目前只處理了 user 和 assistant 兩種角色，其實 OpenAI 還有 system 和 function ，system 比較好處理，可以做成以下形式

[('system prompt1', ''), ('system prompt2', '')]

不過我還沒測試，暫時也用不上這個東西，所以就不寫在程式碼裡了。

接著繼續修改兩個對話的方法

class ChatService(chat_pb2_grpc.ChatHubServicer):
    def Chat(self, request: chat_pb2.ChatRequest, context):
        response, history = model.chat(
            tokenizer,
            request.prompt,
            history=messages_to_tuple_history(request.history),
            max_length=request.max_length,
            top_p=request.top_p,
            temperature=request.temperature)
        torch_gc()
        return chat_pb2.ChatReply(response=response)
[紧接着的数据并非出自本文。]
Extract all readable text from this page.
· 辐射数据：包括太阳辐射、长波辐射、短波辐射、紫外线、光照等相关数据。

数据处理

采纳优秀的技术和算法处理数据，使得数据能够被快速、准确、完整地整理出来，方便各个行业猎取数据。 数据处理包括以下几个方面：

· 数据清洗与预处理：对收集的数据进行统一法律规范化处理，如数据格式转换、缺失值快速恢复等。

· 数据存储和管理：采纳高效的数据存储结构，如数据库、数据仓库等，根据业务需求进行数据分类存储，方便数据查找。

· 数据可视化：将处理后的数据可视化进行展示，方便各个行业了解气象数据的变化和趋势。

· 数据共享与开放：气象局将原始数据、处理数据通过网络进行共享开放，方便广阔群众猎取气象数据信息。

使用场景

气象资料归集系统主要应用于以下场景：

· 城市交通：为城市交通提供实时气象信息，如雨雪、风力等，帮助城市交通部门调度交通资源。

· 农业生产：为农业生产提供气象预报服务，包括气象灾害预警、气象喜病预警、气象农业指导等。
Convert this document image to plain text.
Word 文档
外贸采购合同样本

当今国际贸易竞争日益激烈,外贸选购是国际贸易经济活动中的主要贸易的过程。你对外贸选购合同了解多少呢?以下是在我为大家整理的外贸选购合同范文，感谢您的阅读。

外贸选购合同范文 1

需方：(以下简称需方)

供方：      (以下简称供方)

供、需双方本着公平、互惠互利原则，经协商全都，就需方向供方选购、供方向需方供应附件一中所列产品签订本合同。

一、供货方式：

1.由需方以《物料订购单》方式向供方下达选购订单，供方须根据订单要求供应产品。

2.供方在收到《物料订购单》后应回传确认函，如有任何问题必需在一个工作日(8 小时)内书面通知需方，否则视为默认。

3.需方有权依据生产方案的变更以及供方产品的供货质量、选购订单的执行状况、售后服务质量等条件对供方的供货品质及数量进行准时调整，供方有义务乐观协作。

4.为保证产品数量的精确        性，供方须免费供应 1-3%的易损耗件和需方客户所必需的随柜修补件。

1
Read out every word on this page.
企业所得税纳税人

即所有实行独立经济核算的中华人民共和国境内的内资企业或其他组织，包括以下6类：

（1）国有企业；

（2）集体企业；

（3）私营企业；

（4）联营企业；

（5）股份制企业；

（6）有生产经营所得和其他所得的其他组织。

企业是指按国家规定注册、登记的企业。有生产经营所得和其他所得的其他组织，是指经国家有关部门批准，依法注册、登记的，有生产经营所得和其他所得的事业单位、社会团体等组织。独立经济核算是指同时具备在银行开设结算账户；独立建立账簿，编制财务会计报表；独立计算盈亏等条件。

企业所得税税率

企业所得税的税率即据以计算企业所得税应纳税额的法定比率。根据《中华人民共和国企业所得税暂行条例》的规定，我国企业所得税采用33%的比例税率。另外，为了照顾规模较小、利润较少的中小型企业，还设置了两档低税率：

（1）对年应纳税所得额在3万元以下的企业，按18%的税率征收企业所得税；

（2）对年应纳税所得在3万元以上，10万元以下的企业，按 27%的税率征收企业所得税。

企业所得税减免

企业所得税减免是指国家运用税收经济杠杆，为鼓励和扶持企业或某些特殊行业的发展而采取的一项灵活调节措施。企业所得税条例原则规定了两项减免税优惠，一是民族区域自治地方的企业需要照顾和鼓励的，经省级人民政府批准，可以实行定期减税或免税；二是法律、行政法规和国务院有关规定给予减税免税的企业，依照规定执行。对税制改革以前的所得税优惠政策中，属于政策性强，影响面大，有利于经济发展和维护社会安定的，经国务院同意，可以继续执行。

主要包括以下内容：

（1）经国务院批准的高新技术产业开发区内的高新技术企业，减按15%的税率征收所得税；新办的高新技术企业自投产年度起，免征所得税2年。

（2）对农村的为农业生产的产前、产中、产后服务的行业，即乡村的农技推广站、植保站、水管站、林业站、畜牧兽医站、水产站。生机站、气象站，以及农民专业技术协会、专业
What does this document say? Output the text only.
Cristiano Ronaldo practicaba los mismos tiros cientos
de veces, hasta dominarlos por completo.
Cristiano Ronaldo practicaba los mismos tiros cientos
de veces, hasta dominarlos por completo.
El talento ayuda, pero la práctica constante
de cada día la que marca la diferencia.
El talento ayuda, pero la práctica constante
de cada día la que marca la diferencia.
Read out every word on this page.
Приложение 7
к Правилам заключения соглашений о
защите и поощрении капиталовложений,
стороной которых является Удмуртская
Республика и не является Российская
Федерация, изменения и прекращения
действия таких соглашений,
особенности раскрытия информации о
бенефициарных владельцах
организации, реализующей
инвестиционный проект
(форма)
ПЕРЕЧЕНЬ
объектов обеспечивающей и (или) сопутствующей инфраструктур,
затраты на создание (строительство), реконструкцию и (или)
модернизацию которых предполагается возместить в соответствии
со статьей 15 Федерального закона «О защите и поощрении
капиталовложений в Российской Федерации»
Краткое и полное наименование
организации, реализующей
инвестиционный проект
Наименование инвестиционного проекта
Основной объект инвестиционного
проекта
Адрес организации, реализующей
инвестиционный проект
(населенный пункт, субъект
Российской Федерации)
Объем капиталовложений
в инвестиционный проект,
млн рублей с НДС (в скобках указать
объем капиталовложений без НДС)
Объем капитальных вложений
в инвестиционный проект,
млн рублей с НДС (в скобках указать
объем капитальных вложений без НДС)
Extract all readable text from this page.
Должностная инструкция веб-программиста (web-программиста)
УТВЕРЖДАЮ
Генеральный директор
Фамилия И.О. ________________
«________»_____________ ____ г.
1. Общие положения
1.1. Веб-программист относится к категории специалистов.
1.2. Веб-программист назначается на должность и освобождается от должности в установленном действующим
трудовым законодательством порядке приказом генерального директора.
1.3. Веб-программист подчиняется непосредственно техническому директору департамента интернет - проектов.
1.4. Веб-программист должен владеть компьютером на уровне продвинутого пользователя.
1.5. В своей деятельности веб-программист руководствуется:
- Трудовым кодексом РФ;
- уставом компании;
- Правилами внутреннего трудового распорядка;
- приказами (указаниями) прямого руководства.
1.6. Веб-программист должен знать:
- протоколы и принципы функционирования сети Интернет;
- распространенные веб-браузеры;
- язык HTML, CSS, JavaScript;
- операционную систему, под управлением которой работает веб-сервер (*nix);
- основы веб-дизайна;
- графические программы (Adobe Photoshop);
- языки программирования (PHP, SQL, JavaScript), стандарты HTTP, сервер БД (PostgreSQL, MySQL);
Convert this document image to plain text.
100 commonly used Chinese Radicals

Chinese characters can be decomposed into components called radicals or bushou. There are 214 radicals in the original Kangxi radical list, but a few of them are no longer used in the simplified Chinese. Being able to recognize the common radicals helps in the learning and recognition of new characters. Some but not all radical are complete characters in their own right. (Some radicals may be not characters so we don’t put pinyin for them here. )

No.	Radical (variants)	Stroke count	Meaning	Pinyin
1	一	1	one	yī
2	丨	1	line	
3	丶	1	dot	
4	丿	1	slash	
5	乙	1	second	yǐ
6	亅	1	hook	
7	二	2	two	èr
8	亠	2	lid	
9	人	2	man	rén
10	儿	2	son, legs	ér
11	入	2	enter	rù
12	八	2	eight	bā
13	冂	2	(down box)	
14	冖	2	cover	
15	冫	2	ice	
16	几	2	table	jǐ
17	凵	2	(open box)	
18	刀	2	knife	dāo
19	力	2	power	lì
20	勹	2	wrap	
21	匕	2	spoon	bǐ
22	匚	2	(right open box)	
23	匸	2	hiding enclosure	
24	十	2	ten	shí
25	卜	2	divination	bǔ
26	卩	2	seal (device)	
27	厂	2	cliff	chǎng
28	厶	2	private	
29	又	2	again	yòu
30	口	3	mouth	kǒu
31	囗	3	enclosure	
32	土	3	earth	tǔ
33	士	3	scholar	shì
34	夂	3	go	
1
    def StreamingChat(self, request: chat_pb2.ChatRequest, context):
        current_length = 0
        for response, history in model.stream_chat(
                tokenizer,
                request.prompt,
                history=messages_to_tuple_history(request.history),
                max_length=request.max_length,
                top_p=request.top_p,
                temperature=request.temperature,
                return_past_key_values=False):

            print(response[current_length:], end="", flush=True)
            yield chat_pb2.ChatReply(response=response)
            current_length = len(response)

        torch_gc()

對了，每次對話完成記得回收視訊記憶體

def torch_gc():
    if torch.cuda.is_available():
        with torch.cuda.device(CUDA_DEVICE):
            torch.cuda.empty_cache()
            torch.cuda.ipc_collect()

這樣就搞定了。

PS: Python 紀錄檔元件可以用 loguru ，很好用，我最近剛發現的。

小結

gRPC 方式呼叫開發起來還是有點麻煩的，主要是偵錯比較麻煩，我正在考慮是否改成統一 OpenAI 介面方式的呼叫，GitHub 上有人貢獻了 ChatGLM 的 OpenAI 相容介面，後續可以看看。

不過在視覺這塊，還是得繼續搞 gRPC ，傳輸效率比較好。大模型可以使用 HTTP 的 EventSource 是因為資料量比較小，次要原因是對話是單向的，即：使用者向模型提問，模型不會主動向使用者傳送資訊。